Die Aufgabe von Klassikpianisten ist es, ein Stück einfühlsam zu interpretieren. Demnach konzentrieren sich klassische Pianisten bei ihrem Spiel besonders darauf, wie sie ein Stück spielen. Für sie gehe es darum, ein Stück technisch einwandfrei und persönlich ausdrucksstark wiederzugeben. «Dadurch scheinen sich unterschiedliche Abläufe im Gehirn etabliert zu haben, die während des Klavierspielens ablaufen und den Wechsel in einen anderen Musikstil erschweren», so Daniela Sammler, Neurowissenschaftlerin und Leiterin der Studie.

Bei Jazzpianisten geht es vor allem darum, eine Melodie einfallsreich zu variieren. Sie fokussieren sich vor allem auf das «Was» und sind darauf vorbereitet, zu improvisieren und ihr Spiel flexibel an überraschende Harmonien anzupassen. «Tatsächlich konnten wir die bei Jazzpianisten trainierte Flexibilität beim Planen von Harmonien während des Klavierspiels auch im Gehirn sehen», erklärt Roberta Bianco, Erstautorin der Studie. «Als wir sie während einer logischen Abfolge von Akkorden plötzlich einen harmonisch unerwarteten Akkord spielen liessen, begann ihr Gehirn viel früher, die Handlung umzuplanen als das Gehirn klassischer Pianisten.»

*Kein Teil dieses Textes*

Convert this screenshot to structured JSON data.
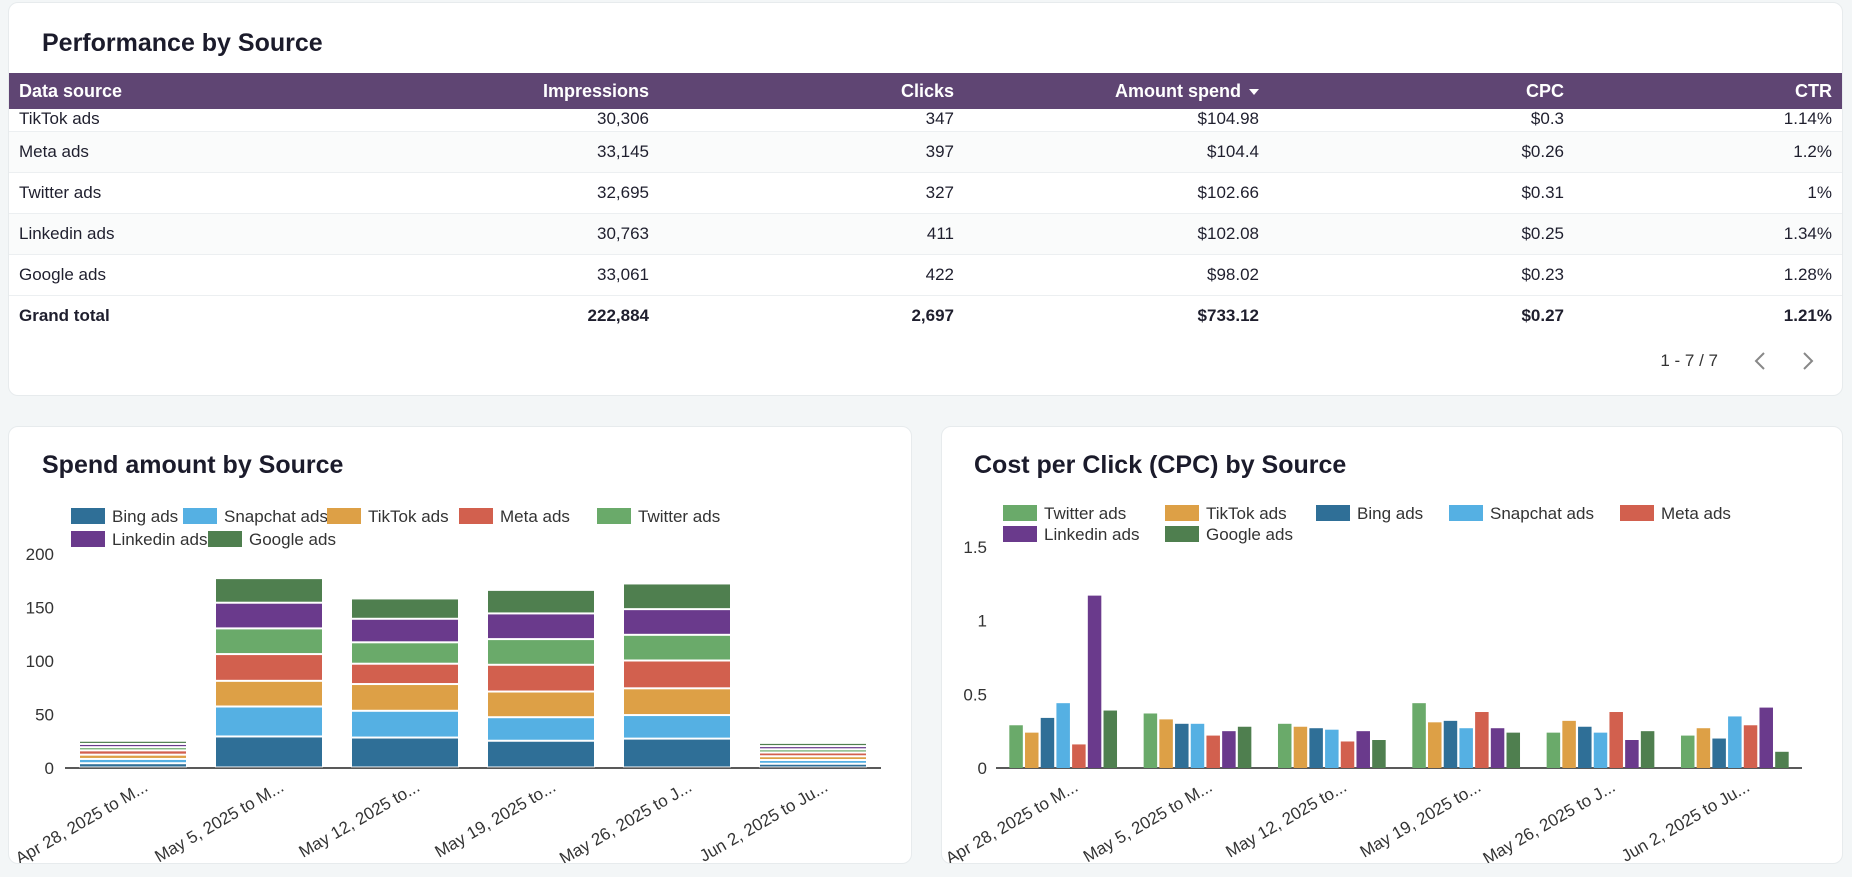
{
  "perf": {
    "title": "Performance by Source",
    "columns": {
      "source": "Data source",
      "impressions": "Impressions",
      "clicks": "Clicks",
      "amount": "Amount spend",
      "cpc": "CPC",
      "ctr": "CTR"
    },
    "rows": [
      {
        "source": "TikTok ads",
        "impressions": "30,306",
        "clicks": "347",
        "amount": "$104.98",
        "cpc": "$0.3",
        "ctr": "1.14%"
      },
      {
        "source": "Meta ads",
        "impressions": "33,145",
        "clicks": "397",
        "amount": "$104.4",
        "cpc": "$0.26",
        "ctr": "1.2%"
      },
      {
        "source": "Twitter ads",
        "impressions": "32,695",
        "clicks": "327",
        "amount": "$102.66",
        "cpc": "$0.31",
        "ctr": "1%"
      },
      {
        "source": "Linkedin ads",
        "impressions": "30,763",
        "clicks": "411",
        "amount": "$102.08",
        "cpc": "$0.25",
        "ctr": "1.34%"
      },
      {
        "source": "Google ads",
        "impressions": "33,061",
        "clicks": "422",
        "amount": "$98.02",
        "cpc": "$0.23",
        "ctr": "1.28%"
      }
    ],
    "total": {
      "source": "Grand total",
      "impressions": "222,884",
      "clicks": "2,697",
      "amount": "$733.12",
      "cpc": "$0.27",
      "ctr": "1.21%"
    },
    "pagination": "1 - 7 / 7"
  },
  "colors": {
    "header_bg": "#5f4573",
    "Bing ads": "#2f6f97",
    "Snapchat ads": "#55b0e3",
    "TikTok ads": "#dda046",
    "Meta ads": "#d2604e",
    "Twitter ads": "#6aaa6a",
    "Linkedin ads": "#6a3a8c",
    "Google ads": "#4f7f4f"
  },
  "chart_data": [
    {
      "id": "spend",
      "type": "bar",
      "stacked": true,
      "title": "Spend amount by Source",
      "categories": [
        "Apr 28, 2025 to M...",
        "May 5, 2025 to M...",
        "May 12, 2025 to...",
        "May 19, 2025 to...",
        "May 26, 2025 to J...",
        "Jun 2, 2025 to Ju..."
      ],
      "series": [
        {
          "name": "Bing ads",
          "values": [
            4,
            29,
            28,
            25,
            27,
            3.5
          ]
        },
        {
          "name": "Snapchat ads",
          "values": [
            4,
            28,
            25,
            22,
            22,
            3.5
          ]
        },
        {
          "name": "TikTok ads",
          "values": [
            4,
            24,
            25,
            24,
            25,
            3.5
          ]
        },
        {
          "name": "Meta ads",
          "values": [
            4,
            25,
            19,
            25,
            26,
            3.5
          ]
        },
        {
          "name": "Twitter ads",
          "values": [
            3,
            24,
            20,
            24,
            24,
            3
          ]
        },
        {
          "name": "Linkedin ads",
          "values": [
            3,
            24,
            22,
            24,
            24,
            3
          ]
        },
        {
          "name": "Google ads",
          "values": [
            3,
            23,
            19,
            22,
            24,
            3
          ]
        }
      ],
      "yticks": [
        0,
        50,
        100,
        150,
        200
      ],
      "ylim": [
        0,
        200
      ]
    },
    {
      "id": "cpc",
      "type": "bar",
      "stacked": false,
      "title": "Cost per Click (CPC) by Source",
      "categories": [
        "Apr 28, 2025 to M...",
        "May 5, 2025 to M...",
        "May 12, 2025 to...",
        "May 19, 2025 to...",
        "May 26, 2025 to J...",
        "Jun 2, 2025 to Ju..."
      ],
      "series": [
        {
          "name": "Twitter ads",
          "values": [
            0.29,
            0.37,
            0.3,
            0.44,
            0.24,
            0.22
          ]
        },
        {
          "name": "TikTok ads",
          "values": [
            0.24,
            0.33,
            0.28,
            0.31,
            0.32,
            0.27
          ]
        },
        {
          "name": "Bing ads",
          "values": [
            0.34,
            0.3,
            0.27,
            0.32,
            0.28,
            0.2
          ]
        },
        {
          "name": "Snapchat ads",
          "values": [
            0.44,
            0.3,
            0.26,
            0.27,
            0.24,
            0.35
          ]
        },
        {
          "name": "Meta ads",
          "values": [
            0.16,
            0.22,
            0.18,
            0.38,
            0.38,
            0.29
          ]
        },
        {
          "name": "Linkedin ads",
          "values": [
            1.17,
            0.25,
            0.25,
            0.27,
            0.19,
            0.41
          ]
        },
        {
          "name": "Google ads",
          "values": [
            0.39,
            0.28,
            0.19,
            0.24,
            0.25,
            0.11
          ]
        }
      ],
      "yticks": [
        0,
        0.5,
        1,
        1.5
      ],
      "ylim": [
        0,
        1.5
      ]
    }
  ]
}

Entsprechend schneller können Jazzpianisten in der Regel auf eine unerwartete musikalische Situation reagieren und ihr Klavierspiel fortsetzen. Wenn es aber darum geht, ungewöhnliche Fingersätze zu nutzen, hatten in der Leipziger Studie die klassischen Pianisten die Nase vorn.

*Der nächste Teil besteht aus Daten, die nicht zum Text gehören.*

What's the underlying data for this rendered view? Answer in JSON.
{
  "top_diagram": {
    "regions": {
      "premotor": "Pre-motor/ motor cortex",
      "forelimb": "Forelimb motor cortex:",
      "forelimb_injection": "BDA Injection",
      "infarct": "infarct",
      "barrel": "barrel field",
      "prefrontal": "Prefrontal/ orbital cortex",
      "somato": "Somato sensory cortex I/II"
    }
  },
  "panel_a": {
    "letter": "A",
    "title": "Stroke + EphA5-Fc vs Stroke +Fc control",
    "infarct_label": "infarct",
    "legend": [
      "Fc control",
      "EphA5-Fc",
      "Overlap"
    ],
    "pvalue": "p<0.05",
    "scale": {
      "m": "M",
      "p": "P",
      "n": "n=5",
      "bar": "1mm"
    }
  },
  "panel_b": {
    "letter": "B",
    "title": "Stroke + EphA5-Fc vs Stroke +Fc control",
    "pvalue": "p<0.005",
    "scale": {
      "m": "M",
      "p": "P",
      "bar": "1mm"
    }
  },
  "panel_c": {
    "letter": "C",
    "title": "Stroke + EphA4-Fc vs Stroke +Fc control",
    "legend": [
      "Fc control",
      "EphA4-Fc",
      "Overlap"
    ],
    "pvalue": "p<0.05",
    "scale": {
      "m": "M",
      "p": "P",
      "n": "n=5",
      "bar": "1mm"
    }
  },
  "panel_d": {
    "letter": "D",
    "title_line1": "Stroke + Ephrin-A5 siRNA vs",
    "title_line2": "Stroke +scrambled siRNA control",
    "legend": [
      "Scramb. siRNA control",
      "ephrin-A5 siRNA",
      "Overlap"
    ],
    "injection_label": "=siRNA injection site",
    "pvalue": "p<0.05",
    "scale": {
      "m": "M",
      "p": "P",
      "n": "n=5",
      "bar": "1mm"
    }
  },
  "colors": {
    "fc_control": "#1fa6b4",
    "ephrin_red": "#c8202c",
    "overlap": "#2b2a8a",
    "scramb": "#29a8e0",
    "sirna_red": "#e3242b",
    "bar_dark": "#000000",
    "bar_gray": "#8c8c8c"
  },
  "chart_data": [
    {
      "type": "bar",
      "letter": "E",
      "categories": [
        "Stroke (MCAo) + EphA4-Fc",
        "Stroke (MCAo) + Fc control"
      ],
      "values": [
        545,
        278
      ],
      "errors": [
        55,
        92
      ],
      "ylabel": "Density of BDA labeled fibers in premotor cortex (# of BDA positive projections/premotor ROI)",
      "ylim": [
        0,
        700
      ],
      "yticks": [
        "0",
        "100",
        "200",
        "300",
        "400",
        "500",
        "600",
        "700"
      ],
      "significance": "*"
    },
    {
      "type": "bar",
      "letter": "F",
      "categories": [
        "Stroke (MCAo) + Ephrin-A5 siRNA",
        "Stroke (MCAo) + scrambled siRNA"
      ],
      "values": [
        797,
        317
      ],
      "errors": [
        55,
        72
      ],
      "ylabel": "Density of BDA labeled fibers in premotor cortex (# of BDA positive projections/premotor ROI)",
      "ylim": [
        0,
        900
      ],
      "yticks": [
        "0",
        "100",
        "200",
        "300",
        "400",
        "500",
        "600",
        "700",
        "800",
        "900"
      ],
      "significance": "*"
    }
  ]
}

Nicht jeder kann Musik geniessen.

Während Musikliebhaber in den höchsten Tönen von ihren schönsten Konzerten schwärmen, lässt das andere völlig kalt. Neurowissenschaftler um Josep Marco-Pallarés von der Universität Barcelona haben im März 2014 herausgefunden, dass einige Menschen völlig immun gegen jede Wirkung von Musik sind. Die Forscher sprechen von Anhedonie – der Unfähigkeit, Freude zu empfinden. In Tests erkannten die Teilnehmer zwar, ob Musik fröhlich oder traurig war, aber sie liessen sich von den Gefühlen nicht anstecken. Die Forscher gehen davon aus, dass ihr Belohnungssystem im Gehirn anders arbeitet. Denn die Probanden waren durchaus zur Freude fähig, beispielsweise, wenn sie in einem Spiel Geld gewinnen konnten. Nur Musik wirkte bei ihnen nicht.